GRAY:You mentioned your daughter. She was born in 2005. Have you decided what you are going to tell her about your life as an escort?
FAVOR HAMILTON:I think a lot of people are surprised that we have already educated our daughter. First of all, [we told her] that her mommy’s mind wasn’t working right. We slowly, with help from psychologists and a sexual therapist who deals with children, [learned how] to talk to our daughter about this. We talk to her all the time, and if she has any questions about it. She knows exactly what I did in Vegas. There is no secret to her. We want her to know that growing up, we don’t keep secrets from her; we want to have an open, honest relationship with her. And she understands that behavior was part of the illness. It was what I needed to survive. Let me tell you, she’s nine right now. Kids know so much more than we think they know, or give them credit for, when it revolves around sex. The Internet is available for anything that they can see. By educating her now, at an early age, she’s adapted to it and looks at this in a way of understanding and compassion. She’s not focused on the sex.
GRAY:If you hadn’t gotten caught, would you still be an escort?

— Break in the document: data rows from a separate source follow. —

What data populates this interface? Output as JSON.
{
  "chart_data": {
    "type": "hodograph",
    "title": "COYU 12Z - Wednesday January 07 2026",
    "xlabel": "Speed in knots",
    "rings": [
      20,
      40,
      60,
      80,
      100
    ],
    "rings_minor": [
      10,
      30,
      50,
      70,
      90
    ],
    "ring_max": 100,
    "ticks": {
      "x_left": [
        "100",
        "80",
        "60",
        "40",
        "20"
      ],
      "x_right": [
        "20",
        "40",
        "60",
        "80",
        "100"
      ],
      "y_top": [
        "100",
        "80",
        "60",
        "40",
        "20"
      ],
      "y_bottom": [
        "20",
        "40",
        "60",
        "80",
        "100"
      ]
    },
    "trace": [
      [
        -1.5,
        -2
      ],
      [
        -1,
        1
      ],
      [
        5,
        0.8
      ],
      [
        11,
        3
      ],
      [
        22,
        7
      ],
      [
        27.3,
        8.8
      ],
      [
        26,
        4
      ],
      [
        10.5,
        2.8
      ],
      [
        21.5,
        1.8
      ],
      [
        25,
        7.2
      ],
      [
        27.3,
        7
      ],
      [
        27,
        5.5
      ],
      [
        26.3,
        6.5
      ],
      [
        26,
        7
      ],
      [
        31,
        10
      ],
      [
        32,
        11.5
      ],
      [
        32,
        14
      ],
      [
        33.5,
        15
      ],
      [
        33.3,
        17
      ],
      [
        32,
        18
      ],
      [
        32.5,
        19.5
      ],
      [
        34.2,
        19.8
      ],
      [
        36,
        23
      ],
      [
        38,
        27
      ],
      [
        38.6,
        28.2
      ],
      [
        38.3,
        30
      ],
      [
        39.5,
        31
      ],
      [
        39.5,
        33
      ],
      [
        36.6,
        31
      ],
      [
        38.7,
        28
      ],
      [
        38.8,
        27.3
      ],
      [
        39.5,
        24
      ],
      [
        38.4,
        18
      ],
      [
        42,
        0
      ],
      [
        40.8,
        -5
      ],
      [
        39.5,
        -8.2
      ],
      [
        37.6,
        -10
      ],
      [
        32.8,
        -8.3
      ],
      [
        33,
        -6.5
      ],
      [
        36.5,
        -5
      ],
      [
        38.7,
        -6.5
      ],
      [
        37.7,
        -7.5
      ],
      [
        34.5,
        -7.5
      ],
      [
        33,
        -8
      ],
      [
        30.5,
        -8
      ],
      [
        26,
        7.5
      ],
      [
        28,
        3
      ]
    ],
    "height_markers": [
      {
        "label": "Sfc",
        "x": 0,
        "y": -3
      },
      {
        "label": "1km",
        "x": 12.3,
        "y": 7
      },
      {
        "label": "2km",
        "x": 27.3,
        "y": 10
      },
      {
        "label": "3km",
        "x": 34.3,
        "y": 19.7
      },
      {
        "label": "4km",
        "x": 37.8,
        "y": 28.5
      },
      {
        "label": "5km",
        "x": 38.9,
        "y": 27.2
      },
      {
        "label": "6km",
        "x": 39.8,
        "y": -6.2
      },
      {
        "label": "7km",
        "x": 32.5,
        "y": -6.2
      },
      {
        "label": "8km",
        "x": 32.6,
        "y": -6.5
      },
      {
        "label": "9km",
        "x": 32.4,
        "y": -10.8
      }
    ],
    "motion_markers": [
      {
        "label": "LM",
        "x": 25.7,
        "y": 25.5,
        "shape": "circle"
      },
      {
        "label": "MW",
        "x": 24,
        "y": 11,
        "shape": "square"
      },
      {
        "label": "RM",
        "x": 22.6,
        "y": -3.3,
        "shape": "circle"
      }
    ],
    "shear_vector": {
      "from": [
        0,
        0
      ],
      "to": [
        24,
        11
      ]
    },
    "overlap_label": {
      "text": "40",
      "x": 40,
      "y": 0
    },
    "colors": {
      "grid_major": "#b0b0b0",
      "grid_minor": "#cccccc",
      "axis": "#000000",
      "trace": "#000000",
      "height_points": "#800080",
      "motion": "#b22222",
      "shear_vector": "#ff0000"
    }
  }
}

FAVOR HAMILTON:Absolutely. Without a doubt. I don’t see any reason why I would have left that world. I didn’t want to leave that world. It fed my mania. It accomplished everything that my high was looking for. I would not have had medication. I would not have been diagnosed with bipolar. I would most likely be dead, though, and wouldn’t be able to tell this story and help others, and that’s a scary thought, to really think about where my life would be and the damage that I would have caused my daughter growing up without a mom because of this illness. That’s still hard for me. You know, I could cry right now just thinking about that and I’ve cried in so many interviews about the pain that I have caused so many people, and that’s the worst part of dealing with all this, the pain that I have caused.
I hope that the book won’t cause more pain to my loved ones, but I do feel that it is very necessary to tell this story because there are so many people silently suffering, whether it’s at their job or at home or in a relationship, and can’t speak out because of the stigma or the fear of losing a loved one or losing a job and so many people could be helped because there’s so much available to us in terms of help. But so many people feel like they can’t step up and ask for that help because of the stigma. It’s time that we as a society look at bipolar in a serious manner, that we look at mental health in a serious manner and I really believe that we are starting to do that. But there is such an unknown with bipolar and the sexual aspect to it that people don’t want to talk about it. It’s time that it starts being addressed. Let’s face it, sex is a part of our world. This is, for me, in my relationship, sex is important with my husband, it’s something we share together and it shouldn’t be the topic of taboo that we can't talk about.